Acrotriche lancifolia

Scientific classification
- Kingdom: Plantae
- Clade: Tracheophytes
- Clade: Angiosperms
- Clade: Eudicots
- Clade: Asterids
- Order: Ericales
- Family: Ericaceae
- Genus: Acrotriche
- Species: A. lancifolia
- Binomial name: Acrotriche lancifolia Hislop

= Acrotriche lancifolia =

- Genus: Acrotriche
- Species: lancifolia
- Authority: Hislop

Species of plant

Acrotriche lancifolia is a species of flowering plant in the family Ericaceae and is endemic to the south-west of Western Australia. It is an erect, widely branching shrub, with usually narrowly egg-shaped, sharply-pointed leaves, green or yellowish-green, tube-shaped flowers, and flattened spherical drupes.

==Description==
Acrotriche lancifolia is an erect, widely branched shrub that typically grows up to 1.5 m high and wide. The leaves are usually narrowly egg-shaped, sharply-pointed, 6–13 mm long and 1.7–3.2 mm wide on a petiole 1.0–1.6 mm long. The flowers are arranged in groups of 4 to 9 in leaf axils with bracts and bracteoles 0.9–1.5 mm long, the sepals 1.4–1.6 mm long. The petals are green or greenish-yellow, and joined at the base forming a cylindrical tube 2.5–3.9 mm and 1.1–1.5 mm wide, with widely spreading lobes 1.0–1.3 mm long and 0.7–0.9 mm wide. Flowering mainly occurs from July to September, and the fruit is a spherical drupe 2.6–3.1 mm long and 2.8–3.2 mm wide.

==Taxonomy==
Acrotriche lancifolia was first formally described in 2007 by Michael Clyde Hislop in the journal Telopea from specimens collected in the Parker Range in 2003. The specific epithet (lancifolia) means "lance-leaved".

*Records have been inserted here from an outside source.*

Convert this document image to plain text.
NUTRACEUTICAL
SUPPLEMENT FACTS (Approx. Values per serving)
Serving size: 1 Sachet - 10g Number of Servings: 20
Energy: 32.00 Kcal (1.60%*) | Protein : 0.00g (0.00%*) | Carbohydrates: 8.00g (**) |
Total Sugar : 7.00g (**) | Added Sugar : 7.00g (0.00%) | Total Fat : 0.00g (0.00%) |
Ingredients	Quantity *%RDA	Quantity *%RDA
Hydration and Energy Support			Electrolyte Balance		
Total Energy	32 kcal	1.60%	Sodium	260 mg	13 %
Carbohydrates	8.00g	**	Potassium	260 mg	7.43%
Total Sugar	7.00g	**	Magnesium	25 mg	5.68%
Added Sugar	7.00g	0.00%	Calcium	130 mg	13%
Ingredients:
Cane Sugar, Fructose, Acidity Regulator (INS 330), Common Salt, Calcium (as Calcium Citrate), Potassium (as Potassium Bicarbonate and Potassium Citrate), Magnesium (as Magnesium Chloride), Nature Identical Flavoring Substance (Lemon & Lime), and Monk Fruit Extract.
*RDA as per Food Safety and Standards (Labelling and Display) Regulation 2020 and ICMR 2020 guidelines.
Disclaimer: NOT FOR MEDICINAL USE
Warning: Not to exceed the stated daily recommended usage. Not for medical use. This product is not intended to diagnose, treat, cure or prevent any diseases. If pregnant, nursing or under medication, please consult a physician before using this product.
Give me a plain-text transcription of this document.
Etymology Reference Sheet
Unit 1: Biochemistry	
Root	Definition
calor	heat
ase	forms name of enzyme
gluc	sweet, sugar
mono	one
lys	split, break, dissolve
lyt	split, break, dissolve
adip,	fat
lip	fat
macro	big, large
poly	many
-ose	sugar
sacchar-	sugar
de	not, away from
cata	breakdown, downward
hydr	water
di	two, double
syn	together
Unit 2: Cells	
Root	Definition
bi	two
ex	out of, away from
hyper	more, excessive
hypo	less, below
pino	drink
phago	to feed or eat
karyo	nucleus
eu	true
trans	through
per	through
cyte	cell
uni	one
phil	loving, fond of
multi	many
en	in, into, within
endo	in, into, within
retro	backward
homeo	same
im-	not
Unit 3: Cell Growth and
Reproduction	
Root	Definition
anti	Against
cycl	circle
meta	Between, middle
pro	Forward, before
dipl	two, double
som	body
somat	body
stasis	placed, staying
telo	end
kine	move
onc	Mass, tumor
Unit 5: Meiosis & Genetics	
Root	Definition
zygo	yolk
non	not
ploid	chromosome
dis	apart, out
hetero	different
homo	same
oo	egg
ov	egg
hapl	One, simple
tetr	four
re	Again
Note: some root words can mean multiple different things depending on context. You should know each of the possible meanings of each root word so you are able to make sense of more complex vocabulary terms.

==Distribution and habitat==
This species grows on granite or laterite breakaways in shallow, rocky soil in open woodland and shrubland between Kondinin, Lake King and the Great Eastern Highway in the Avon Wheatbelt, Coolgardie and Mallee bioregions of south-western Western Australia.

==Conservation status==
This species is listed as "not threatened" by the Government of Western Australia Department of Biodiversity, Conservation and Attractions.